JAKARTA – Uni Emirat Arab berdiskusi dengan Israel dan Amerika Serikat untuk berpartisipasi dalam pemerintahan sementara di Gaza pascaperang hingga Otoritas Palestina yang telah direformasi dapat mengambil alih kepemimpinan.
Diskusi di balik layar yang dilaporkan oleh Reuters untuk pertama kalinya, mencakup kemungkinan UEA dan Amerika Serikat, bersama dengan negara-negara lain, untuk sementara waktu mengawasi pemerintahan, keamanan, dan rekonstruksi Gaza setelah militer Israel mundur dan hingga saat ini. Pemerintahan Palestina mampu mengambil alih, kata belasan diplomat asing dan pejabat Barat kepada Reuters.
UEA adalah mitra keamanan dekat AS dan, tidak seperti kebanyakan negara Arab, UEA memiliki hubungan diplomatik dengan Israel. Para diplomat dan pejabat mengatakan hal ini memberi negara Teluk itu pengaruh terhadap pemerintahan Perdana Menteri Israel Benjamin Netanyahu.
Setelah lebih dari setahun berperang, Israel masih enggan untuk menguraikan visi mereka sendiri untuk Gaza dan komunitas internasional telah berjuang untuk merumuskan rencana yang layak, kata sumber tersebut, yang meminta untuk tidak disebutkan namanya karena pembicaraan tersebut bersifat pribadi.
Para diplomat dan pejabat menekankan gagasan yang muncul dari perundingan UEA kurang rinci dan belum disaring menjadi rencana formal, tertulis, atau diadopsi oleh pemerintah mana pun.
Dalam perundingan di balik layar, Abu Dhabi menganjurkan reformasi Otoritas Palestina (PA) untuk memerintah Gaza, Tepi Barat dan Yerusalem Timur di bawah negara Palestina yang merdeka, kata sumber tersebut – sesuatu yang secara terbuka ditentang oleh Israel.

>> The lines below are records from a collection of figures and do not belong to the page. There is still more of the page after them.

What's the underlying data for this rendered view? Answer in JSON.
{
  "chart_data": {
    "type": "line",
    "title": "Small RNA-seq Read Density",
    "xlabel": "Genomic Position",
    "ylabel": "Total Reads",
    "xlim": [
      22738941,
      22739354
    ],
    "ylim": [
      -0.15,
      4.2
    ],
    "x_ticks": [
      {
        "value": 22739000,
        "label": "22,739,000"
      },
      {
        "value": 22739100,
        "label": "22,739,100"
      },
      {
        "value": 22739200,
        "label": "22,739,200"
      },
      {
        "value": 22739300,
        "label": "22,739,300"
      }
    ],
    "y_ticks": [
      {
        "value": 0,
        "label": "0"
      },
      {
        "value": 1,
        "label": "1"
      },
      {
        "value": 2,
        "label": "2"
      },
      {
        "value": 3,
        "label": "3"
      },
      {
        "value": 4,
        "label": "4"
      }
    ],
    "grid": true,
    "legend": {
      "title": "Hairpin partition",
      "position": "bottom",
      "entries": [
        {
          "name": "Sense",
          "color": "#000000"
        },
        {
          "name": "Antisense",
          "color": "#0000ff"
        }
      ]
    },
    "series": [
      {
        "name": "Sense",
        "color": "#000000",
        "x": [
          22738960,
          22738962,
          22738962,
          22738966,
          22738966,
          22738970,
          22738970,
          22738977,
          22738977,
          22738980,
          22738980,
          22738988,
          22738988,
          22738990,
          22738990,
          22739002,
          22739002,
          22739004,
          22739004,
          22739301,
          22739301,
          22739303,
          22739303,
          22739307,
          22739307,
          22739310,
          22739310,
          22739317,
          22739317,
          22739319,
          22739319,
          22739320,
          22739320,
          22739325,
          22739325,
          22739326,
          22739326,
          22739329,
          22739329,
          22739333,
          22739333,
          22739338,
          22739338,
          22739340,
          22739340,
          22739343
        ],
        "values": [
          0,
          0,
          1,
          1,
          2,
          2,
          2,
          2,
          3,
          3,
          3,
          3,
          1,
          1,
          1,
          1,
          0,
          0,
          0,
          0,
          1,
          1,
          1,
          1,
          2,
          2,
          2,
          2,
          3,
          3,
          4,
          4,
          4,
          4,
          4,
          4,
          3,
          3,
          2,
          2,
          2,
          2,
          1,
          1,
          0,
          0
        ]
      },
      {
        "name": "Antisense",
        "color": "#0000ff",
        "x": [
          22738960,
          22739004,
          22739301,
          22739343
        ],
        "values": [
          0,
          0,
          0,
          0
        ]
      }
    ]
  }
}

“UEA tidak akan berpartisipasi dalam rencana apa pun yang gagal mencakup reformasi signifikan terhadap Otoritas Palestina, pemberdayaannya, dan pembentukan peta jalan yang kredibel menuju negara Palestina,” kata seorang pejabat UEA kepada Reuters, saat menjawab pertanyaan mengenai diskusi tersebut.

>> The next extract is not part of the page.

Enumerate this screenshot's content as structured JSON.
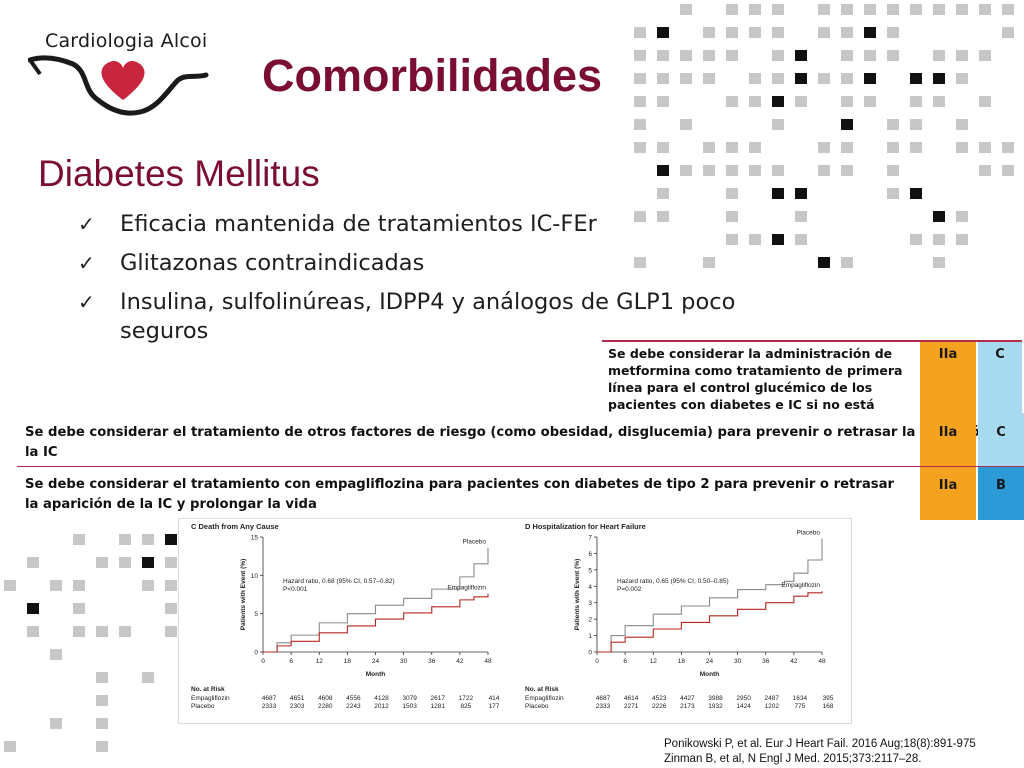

“Elemen-elemen ini – yang saat ini kurang – sangat penting untuk keberhasilan rencana pasca-Gaza,” imbuhnya.
PA didirikan tiga dekade lalu berdasarkan Perjanjian Oslo tahun 1993-1995, yang ditandatangani oleh Israel dan Palestina, dan diberi kewenangan terbatas atas Tepi Barat dan Gaza.
Kelompok ini masih menjalankan beberapa pemerintahan di Tepi Barat yang diduduki Israel, namun mereka diambil alih dari Gaza pada tahun 2007 oleh Hamas setelah perang saudara yang singkat.

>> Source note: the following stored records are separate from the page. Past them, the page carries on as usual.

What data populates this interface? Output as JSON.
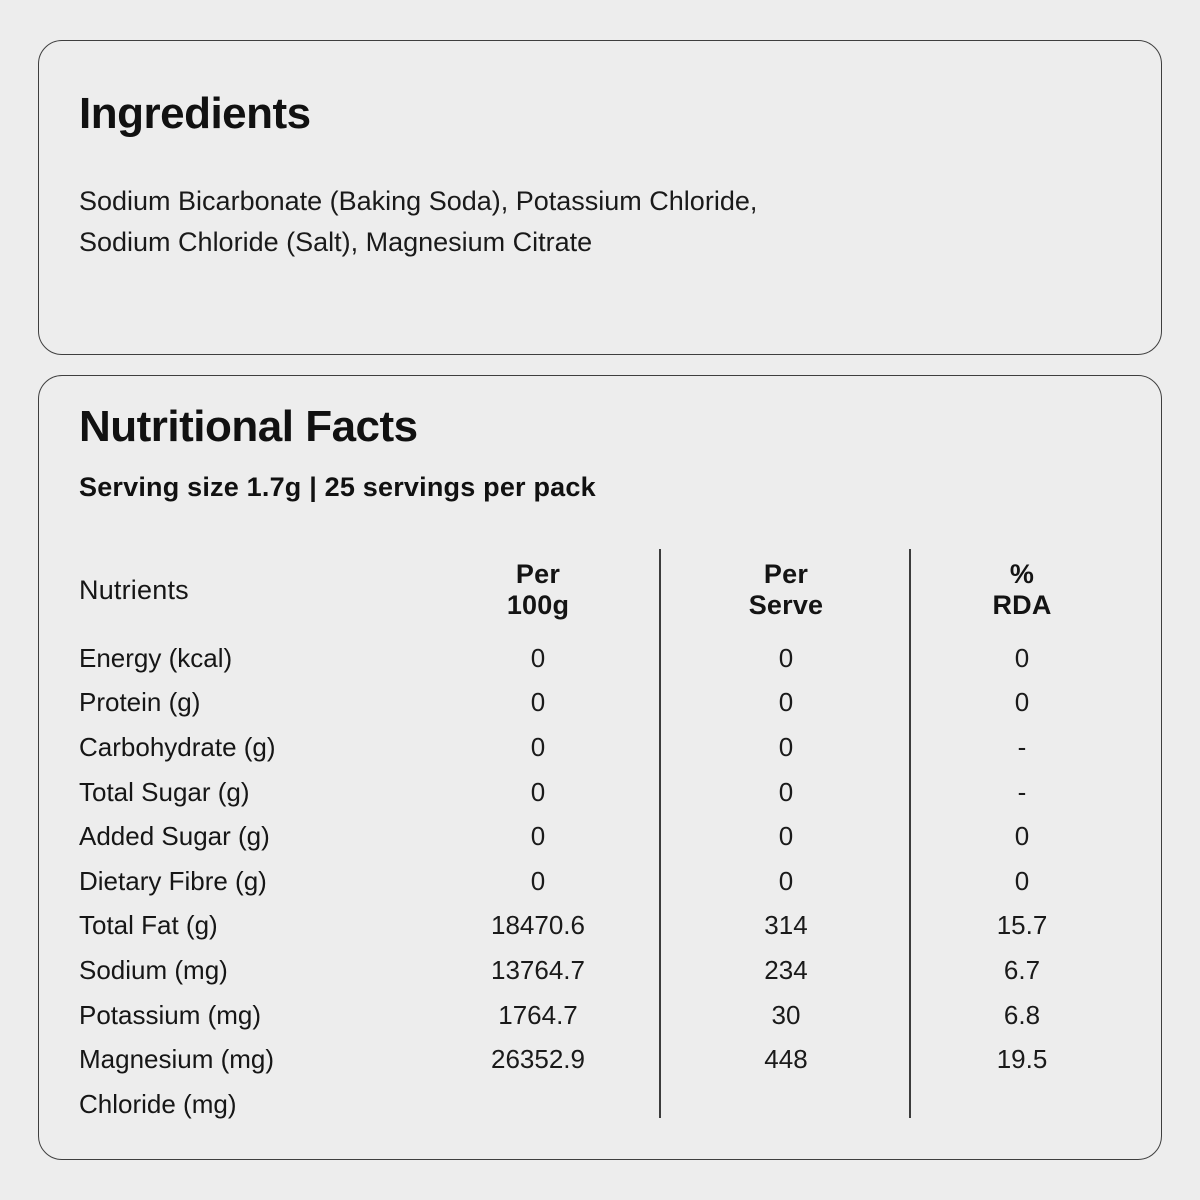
{
  "theme": {
    "page_background": "#ededed",
    "card_background": "#ededed",
    "card_border_color": "#3f3f3f",
    "divider_color": "#3c3c3c",
    "text_color": "#141414"
  },
  "ingredients_card": {
    "title": "Ingredients",
    "lines": [
      "Sodium Bicarbonate (Baking Soda), Potassium Chloride,",
      "Sodium Chloride (Salt), Magnesium Citrate"
    ]
  },
  "nutrition_card": {
    "title": "Nutritional Facts",
    "serving_line": "Serving size 1.7g | 25 servings per pack",
    "table": {
      "headers": {
        "nutrients": "Nutrients",
        "per_100g_line1": "Per",
        "per_100g_line2": "100g",
        "per_serve_line1": "Per",
        "per_serve_line2": "Serve",
        "rda_line1": "%",
        "rda_line2": "RDA"
      },
      "rows": [
        {
          "label": "Energy (kcal)",
          "per_100g": "0",
          "per_serve": "0",
          "rda": "0"
        },
        {
          "label": "Protein (g)",
          "per_100g": "0",
          "per_serve": "0",
          "rda": "0"
        },
        {
          "label": "Carbohydrate (g)",
          "per_100g": "0",
          "per_serve": "0",
          "rda": "-"
        },
        {
          "label": "Total Sugar (g)",
          "per_100g": "0",
          "per_serve": "0",
          "rda": "-"
        },
        {
          "label": "Added Sugar (g)",
          "per_100g": "0",
          "per_serve": "0",
          "rda": "0"
        },
        {
          "label": "Dietary Fibre (g)",
          "per_100g": "0",
          "per_serve": "0",
          "rda": "0"
        },
        {
          "label": "Total Fat (g)",
          "per_100g": "18470.6",
          "per_serve": "314",
          "rda": "15.7"
        },
        {
          "label": "Sodium (mg)",
          "per_100g": "13764.7",
          "per_serve": "234",
          "rda": "6.7"
        },
        {
          "label": "Potassium (mg)",
          "per_100g": "1764.7",
          "per_serve": "30",
          "rda": "6.8"
        },
        {
          "label": "Magnesium (mg)",
          "per_100g": "26352.9",
          "per_serve": "448",
          "rda": "19.5"
        },
        {
          "label": "Chloride (mg)",
          "per_100g": "",
          "per_serve": "",
          "rda": ""
        }
      ]
    }
  }
}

Seorang juru bicara Departemen Luar Negeri AS mengatakan kepada Reuters telah terjadi pembicaraan dengan beberapa mitra, termasuk UEA, mengenai opsi tata kelola, keamanan, dan rekonstruksi, dan berbagai rancangan proposal, rencana, dan gagasan telah diajukan oleh para mitra.
“Ini merupakan diskusi deliberatif yang terus berlanjut, seiring kami mencari jalan terbaik ke depan,” kata juru bicara tersebut, namun menolak berkomentar lebih jauh mengenai “percakapan diplomatik pribadi”.
Selain mereformasi Otoritas Palestina, empat diplomat dan pejabat Barat mengatakan pejabat Emirat telah menyarankan penggunaan kontraktor militer swasta sebagai bagian dari pasukan penjaga perdamaian pascaperang di Gaza.
Sumber-sumber lain mengonfirmasi mereka telah diberi pengarahan tentang apa yang mereka gambarkan sebagai proposal Uni Emirat Arab pascaperang, yang mencakup kemungkinan penggunaan kekuatan tersebut.
Para diplomat dan pejabat Barat mengatakan pengerahan kontraktor semacam itu akan memicu kekhawatiran di antara negara-negara Barat.
Kontraktor militer swasta, yang disewa oleh Amerika Serikat dan negara-negara lain, telah menghadapi tuduhan penyiksaan, pelanggaran hak asasi manusia, dan penggunaan kekuatan berlebihan, antara lain, termasuk di Irak dan Afghanistan.